We had a dive brief that included all the reminders on how it would work, how to dive with sharks and general safety briefing as well as behaviours …. Essentially the rules are that how you usually position yourself and behave when diving (horizontal, arms still in front of you and knees bent with fins out behind (perfect trim - body position) is not the way for shark diving. When shark diving, you don’t stay at surface for and don’t ‘flap’ or splash (or in any way behave or make the noises that an injured seal (yummy shark dinner) might make). You stay calm (more easily said then done!), descend quickly and hang vertically in the water. This is so you look big - and less of an easy target for shark dinner. You don’t flap or ever swim away in panic (because that’s what prey do). You hang, look big and keep eye contact with the sharks - spin and turn carefully if they approach to check you out so you show you’re a big, unappetising sea creature who doesn’t present an easy blind spot for attack and isn’t prey! Simples ….. Our dive brief also extended to the expected routes curious sharks might making on scenting the bait bucket and how they might check out the area, where divers should stay and ‘safe’ spots ….

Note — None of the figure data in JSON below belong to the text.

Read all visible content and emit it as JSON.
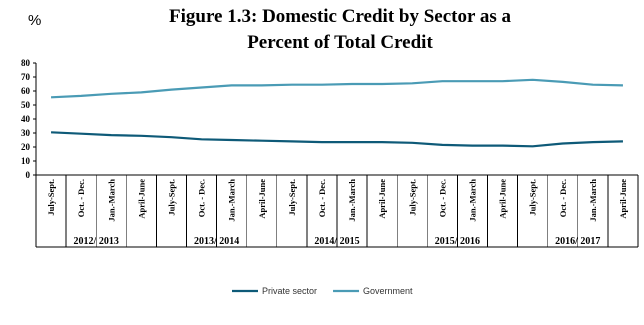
{
  "chart_data": {
    "type": "line",
    "title_lines": [
      "Figure 1.3: Domestic Credit by Sector as a",
      "Percent of Total Credit"
    ],
    "unit_label": "%",
    "ylim": [
      0,
      80
    ],
    "yticks": [
      0,
      10,
      20,
      30,
      40,
      50,
      60,
      70,
      80
    ],
    "categories": [
      "July-Sept.",
      "Oct. - Dec.",
      "Jan.-March",
      "April-June",
      "July-Sept.",
      "Oct. - Dec.",
      "Jan.-March",
      "April-June",
      "July-Sept.",
      "Oct. - Dec.",
      "Jan.-March",
      "April-June",
      "July-Sept.",
      "Oct. - Dec.",
      "Jan.-March",
      "April-June",
      "July-Sept.",
      "Oct. - Dec.",
      "Jan.-March",
      "April-June"
    ],
    "groups": [
      "2012/ 2013",
      "2013/ 2014",
      "2014/ 2015",
      "2015/ 2016",
      "2016/ 2017"
    ],
    "series": [
      {
        "name": "Private sector",
        "color": "#0e5a78",
        "values": [
          30.5,
          29.5,
          28.5,
          28,
          27,
          25.5,
          25,
          24.5,
          24,
          23.5,
          23.5,
          23.5,
          23,
          21.5,
          21,
          21,
          20.5,
          22.5,
          23.5,
          24
        ]
      },
      {
        "name": "Government",
        "color": "#4a9bb5",
        "values": [
          55.5,
          56.5,
          58,
          59,
          61,
          62.5,
          64,
          64,
          64.5,
          64.5,
          65,
          65,
          65.5,
          67,
          67,
          67,
          68,
          66.5,
          64.5,
          64
        ]
      }
    ],
    "grid": false,
    "legend_position": "bottom"
  }
}
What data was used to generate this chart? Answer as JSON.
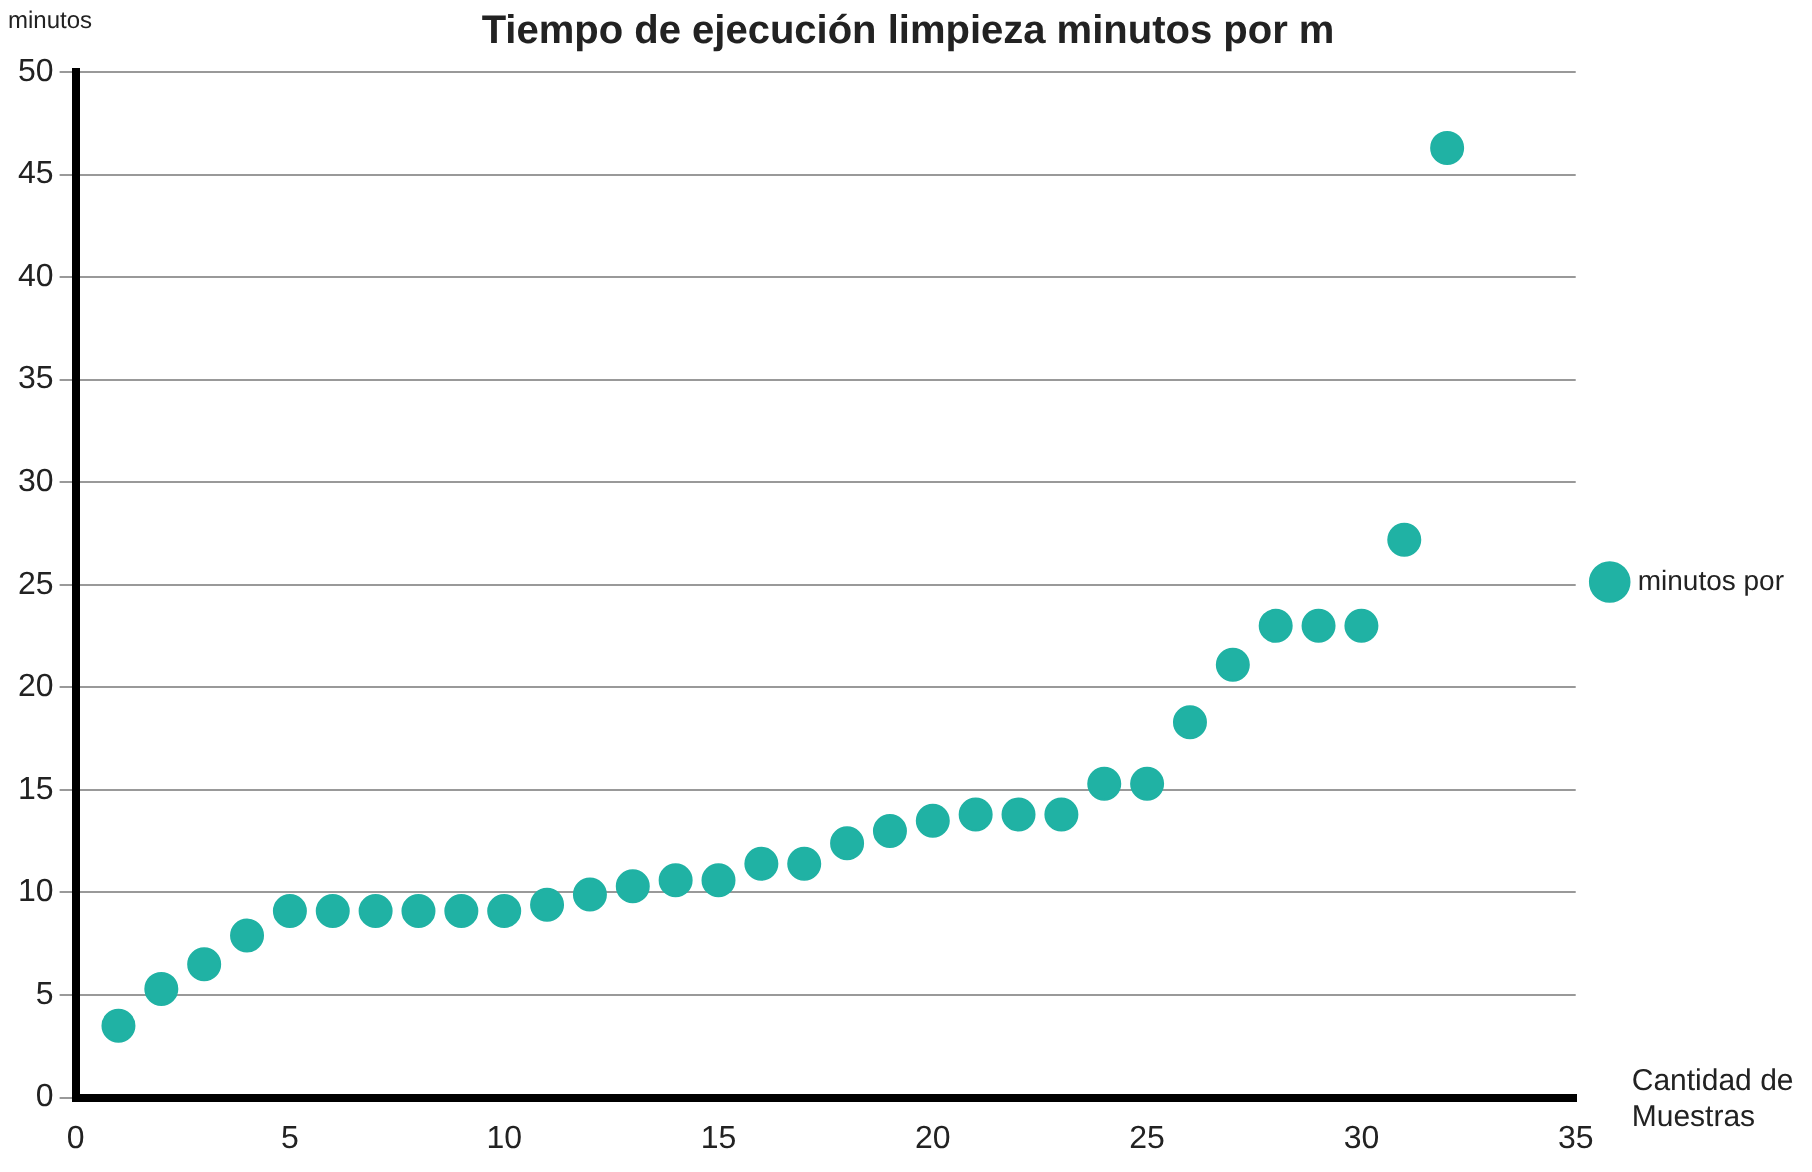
{
  "chart_data": {
    "type": "scatter",
    "title": "Tiempo de ejecución limpieza minutos por m",
    "xlabel": "Cantidad de Muestras",
    "ylabel": "minutos",
    "x": [
      1,
      2,
      3,
      4,
      5,
      6,
      7,
      8,
      9,
      10,
      11,
      12,
      13,
      14,
      15,
      16,
      17,
      18,
      19,
      20,
      21,
      22,
      23,
      24,
      25,
      26,
      27,
      28,
      29,
      30,
      31,
      32
    ],
    "series": [
      {
        "name": "minutos por",
        "color": "#20b2a4",
        "values": [
          3.5,
          5.3,
          6.5,
          7.9,
          9.1,
          9.1,
          9.1,
          9.1,
          9.1,
          9.1,
          9.4,
          9.9,
          10.3,
          10.6,
          10.6,
          11.4,
          11.4,
          12.4,
          13,
          13.5,
          13.8,
          13.8,
          13.8,
          15.3,
          15.3,
          18.3,
          21.1,
          23,
          23,
          23,
          27.2,
          46.3
        ]
      }
    ],
    "xlim": [
      0,
      35
    ],
    "xticks": [
      0,
      5,
      10,
      15,
      20,
      25,
      30,
      35
    ],
    "ylim": [
      0,
      50
    ],
    "yticks": [
      0,
      5,
      10,
      15,
      20,
      25,
      30,
      35,
      40,
      45,
      50
    ],
    "grid": "y",
    "legend": "right",
    "marker": "circle"
  }
}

Fully briefed and ready, we descended for two shark dives. The good news is, everything went to plan, no one was eaten and we all returned in one piece to the boat. During the dives, we saw masses of grey reefs and spinner sharks and also a guitar shark and lemon sharks. There was also an abundance of a number of massive sting ray species and so many reef fish, you couldn’t actually see the bate bucket at times. There were a few lovely puffers who floated about (rather bravely I think!) to keep me safe and also some Titan trigger monsters but given the abundance of apex predators who were circling, they stayed in line and behaved very well!
Once the diving was complete, we spent a restful afternoon on the boat with ‘the big dry’ underway and dive gear hung from every available railing and surface as 20 of us dried all our kit, had happy hour and then last dinner. This morning, it was a horribly early wake up and departure times from the boat of 7.15am where we deposited back into port. I’ve got a day now, back in my blissful sea view room to relax, off-gas and drink tea back on land where the floor doesn’t move anymore but my body feels like it’s constantly swaying a bit after a week at sea! Early morning flight and big old travel back to the UK tomorrow!